Graylog is transparently managing a set of indices to optimise search and analysis operations for speed and low resource utilisation. The system is maintaining an index alias called graylog_deflector that is always pointing to the current write-active index. We always have exactly one index to which new messages are appended until the configured maximum size (elasticsearch_max_docs_per_index in your graylog.conf) is reached.

A background task is running every minute and checks if the maximum size is reached. A new index is created and prepared when that happens. Once the index is considered to be ready to be written to, the graylog_deflector is atomically switched to the it. That means that all writing nodes can always write to the deflector alias without even knowing what the currently active write-active index is.

Note that there are also time based retention settings since v1.0 of Graylog. This allows you to instruct Graylog to keep messages based on their age and not the total amount. You can find the corresponding configuration settings in your graylog.conf.

../_images/index_model_writes.png ../_images/index_model_reads.png

Almost every read operation is performed with a given time range. Because Graylog is only writing sequentially it can keep a cached collection of information about which index starts at what point in time. It selects a lists of indices to query when having a time range provided. If no time range is provided it will search in all indices it knows.

Eviction of indices and messages

You have configured the maximum number of indices in your graylog.conf (elasticsearch_max_number_of_indices). When that number is reached the oldest indices will automatically be deleted. The deleting is performed by the graylog-server master node in a background process that is continuously comparing the actual number of indices with the configured maximum:

elasticsearch_max_docs_per_index * elasticsearch_max_number_of_indices
  = maximum number of messages stored

Keeping the metadata in synchronisation

Graylog will on notify you when the stored metadata about index time ranges has run out of sync. This can for example happen when you delete indices by hand. The system will offer you to just re-generate all time range information. This may take a few seconds but is an easy task for Graylog.
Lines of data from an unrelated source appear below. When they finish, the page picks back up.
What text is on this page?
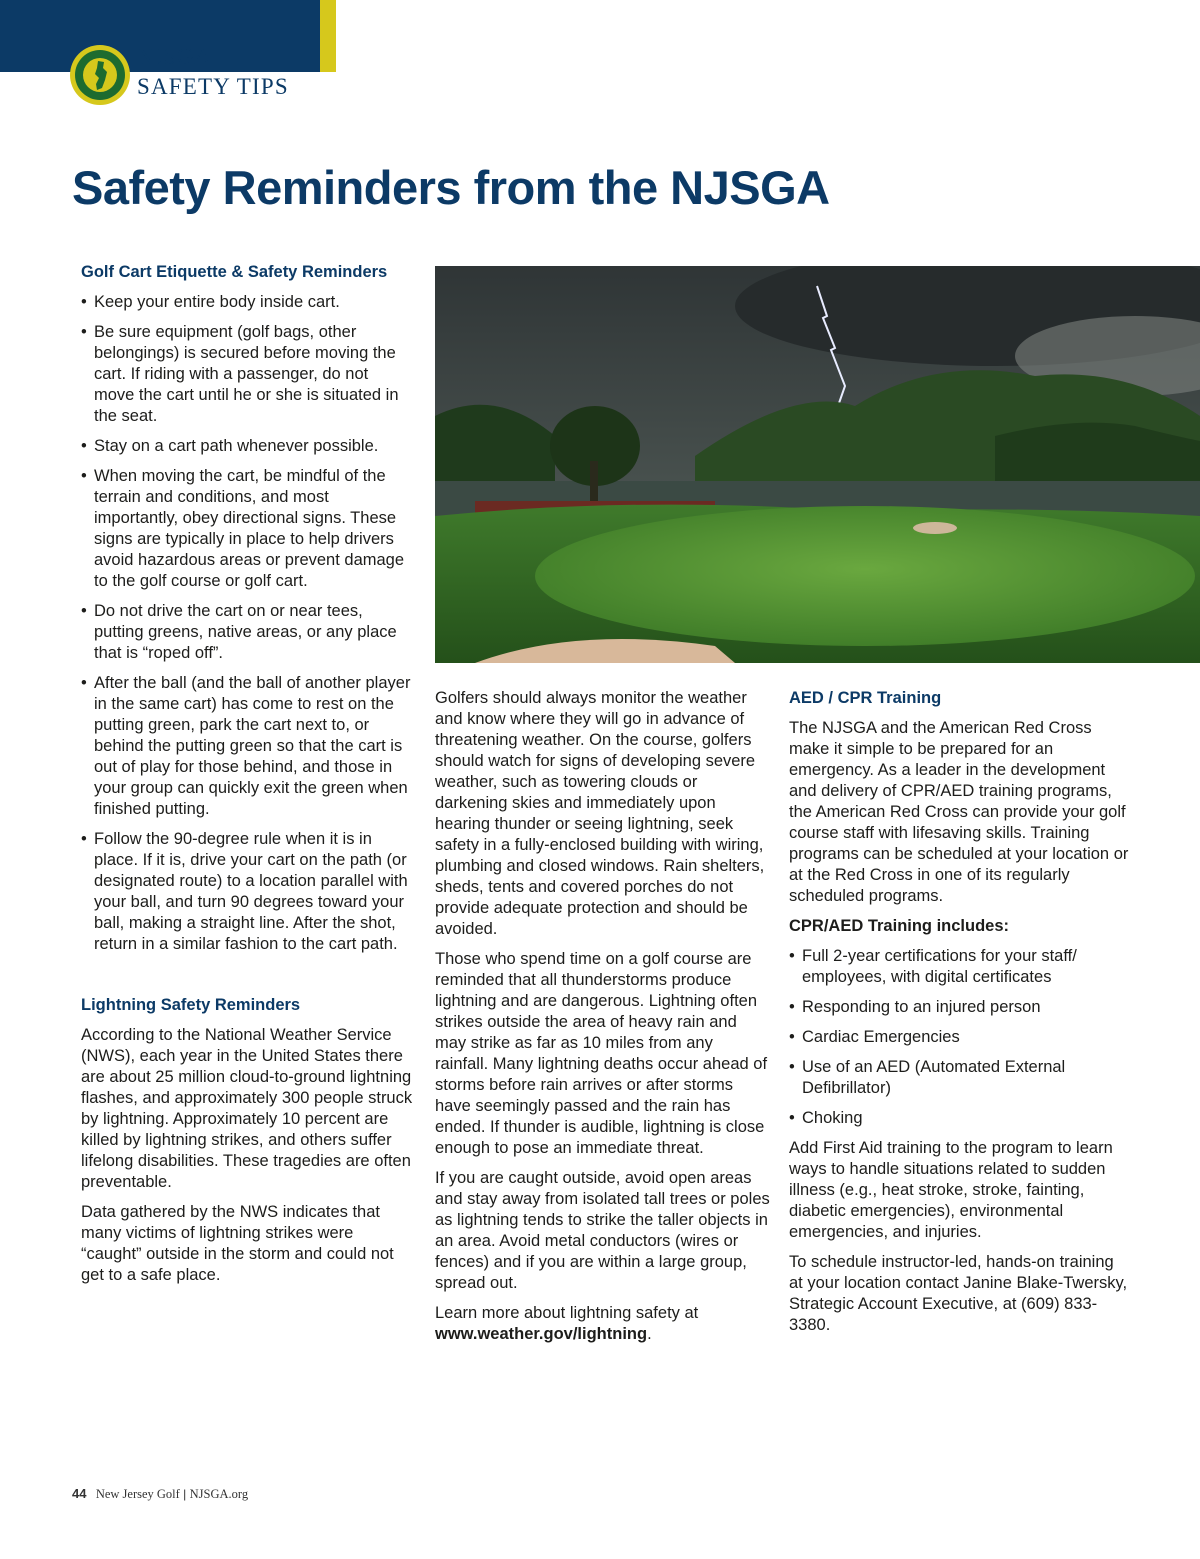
NJSGA
SAFETY TIPS
Safety Reminders from the NJSGA
Golf Cart Etiquette & Safety Reminders
• Keep your entire body inside cart.
• Be sure equipment (golf bags, other belongings) is secured before moving the cart. If riding with a passenger, do not move the cart until he or she is situated in the seat.
• Stay on a cart path whenever possible.
• When moving the cart, be mindful of the terrain and conditions, and most importantly, obey directional signs. These signs are typically in place to help drivers avoid hazardous areas or prevent damage to the golf course or golf cart.
• Do not drive the cart on or near tees, putting greens, native areas, or any place that is “roped off”.
• After the ball (and the ball of another player in the same cart) has come to rest on the putting green, park the cart next to, or behind the putting green so that the cart is out of play for those behind, and those in your group can quickly exit the green when finished putting.
• Follow the 90-degree rule when it is in place. If it is, drive your cart on the path (or designated route) to a location parallel with your ball, and turn 90 degrees toward your ball, making a straight line. After the shot, return in a similar fashion to the cart path.
Lightning Safety Reminders

According to the National Weather Service (NWS), each year in the United States there are about 25 million cloud-to-ground lightning flashes, and approximately 300 people struck by lightning. Approximately 10 percent are killed by lightning strikes, and others suffer lifelong disabilities. These tragedies are often preventable.

Data gathered by the NWS indicates that many victims of lightning strikes were “caught” outside in the storm and could not get to a safe place.

Golfers should always monitor the weather and know where they will go in advance of threatening weather. On the course, golfers should watch for signs of developing severe weather, such as towering clouds or darkening skies and immediately upon hearing thunder or seeing lightning, seek safety in a fully-enclosed building with wiring, plumbing and closed windows. Rain shelters, sheds, tents and covered porches do not provide adequate protection and should be avoided.

Those who spend time on a golf course are reminded that all thunderstorms produce lightning and are dangerous. Lightning often strikes outside the area of heavy rain and may strike as far as 10 miles from any rainfall. Many lightning deaths occur ahead of storms before rain arrives or after storms have seemingly passed and the rain has ended. If thunder is audible, lightning is close enough to pose an immediate threat.

If you are caught outside, avoid open areas and stay away from isolated tall trees or poles as lightning tends to strike the taller objects in an area. Avoid metal conductors (wires or fences) and if you are within a large group, spread out.

Learn more about lightning safety at www.weather.gov/lightning.

AED / CPR Training

The NJSGA and the American Red Cross make it simple to be prepared for an emergency. As a leader in the development and delivery of CPR/AED training programs, the American Red Cross can provide your golf course staff with lifesaving skills. Training programs can be scheduled at your location or at the Red Cross in one of its regularly scheduled programs.

CPR/AED Training includes:
• Full 2-year certifications for your staff/ employees, with digital certificates
• Responding to an injured person
• Cardiac Emergencies
• Use of an AED (Automated External Defibrillator)
• Choking

Add First Aid training to the program to learn ways to handle situations related to sudden illness (e.g., heat stroke, stroke, fainting, diabetic emergencies), environmental emergencies, and injuries.

To schedule instructor-led, hands-on training at your location contact Janine Blake-Twersky, Strategic Account Executive, at (609) 833-3380.

44 New Jersey Golf | NJSGA.org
You can easily re-build the information yourself after manually deleting indices or doing other changes that might cause synchronisation problems:

$ curl -XPOST http://127.0.0.1:12900/system/indices/ranges/rebuild

This will trigger a systemjob:

INFO : org.graylog2.system.jobs.SystemJobManager - Submitted SystemJob <ef7057c0-5ae3-11e3-b935-4c8d79f2b596> [org.graylog2.indexer.ranges.RebuildIndexRangesJob]
INFO : org.graylog2.indexer.ranges.RebuildIndexRangesJob - Re-calculating index ranges.
INFO : org.graylog2.indexer.ranges.RebuildIndexRangesJob - Calculated range of [graylog2_56] in [640ms].
INFO : org.graylog2.indexer.ranges.RebuildIndexRangesJob - Calculated range of [graylog2_18] in [66ms].
...
INFO : org.graylog2.indexer.ranges.RebuildIndexRangesJob - Done calculating index ranges for 88 indices. Took 4744ms.
INFO : org.graylog2.system.jobs.SystemJobManager - SystemJob <ef7057c0-5ae3-11e3-b935-4c8d79f2b596> [org.graylog2.indexer.ranges.RebuildIndexRangesJob] finished in 4758ms.

Manually cycling the deflector

Sometimes you might want to cycle the deflector manually and not wait until the configured maximum number of messages in the newest index is reached. You can do this either via a REST call against the graylog-server master node or via the web interface:

$ curl -XPOST http://127.0.0.1:12900/system/deflector/cycle
../_images/recalculate_index_ranges.png

This triggers the following log output:

INFO : org.graylog2.rest.resources.system.DeflectorResource - Cycling deflector. Reason: REST request.
INFO : org.graylog2.indexer.Deflector - Cycling deflector to next index now.
INFO : org.graylog2.indexer.Deflector - Cycling from <graylog2_90> to <graylog2_91>
INFO : org.graylog2.indexer.Deflector - Creating index target <graylog2_91>...
INFO : org.graylog2.indexer.Deflector - Done!
INFO : org.graylog2.indexer.Deflector - Pointing deflector to new target index....
INFO : org.graylog2.indexer.Deflector - Flushing old index <graylog2_90>.
INFO : org.graylog2.indexer.Deflector - Setting old index <graylog2_90> to read-only.
INFO : org.graylog2.system.jobs.SystemJobManager - Submitted SystemJob <a05e0d60-5c34-11e3-8df7-4c8d79f2b596> [org.graylog2.indexer.indices.jobs.OptimizeIndexJob]
INFO : org.graylog2.indexer.Deflector - Done!
INFO : org.graylog2.indexer.indices.jobs.OptimizeIndexJob - Optimizing index <graylog2_90>.
INFO : org.graylog2.system.jobs.SystemJobManager - SystemJob <a05e0d60-5c34-11e3-8df7-4c8d79f2b596> [org.graylog2.indexer.indices.jobs.OptimizeIndexJob] finished in 334ms.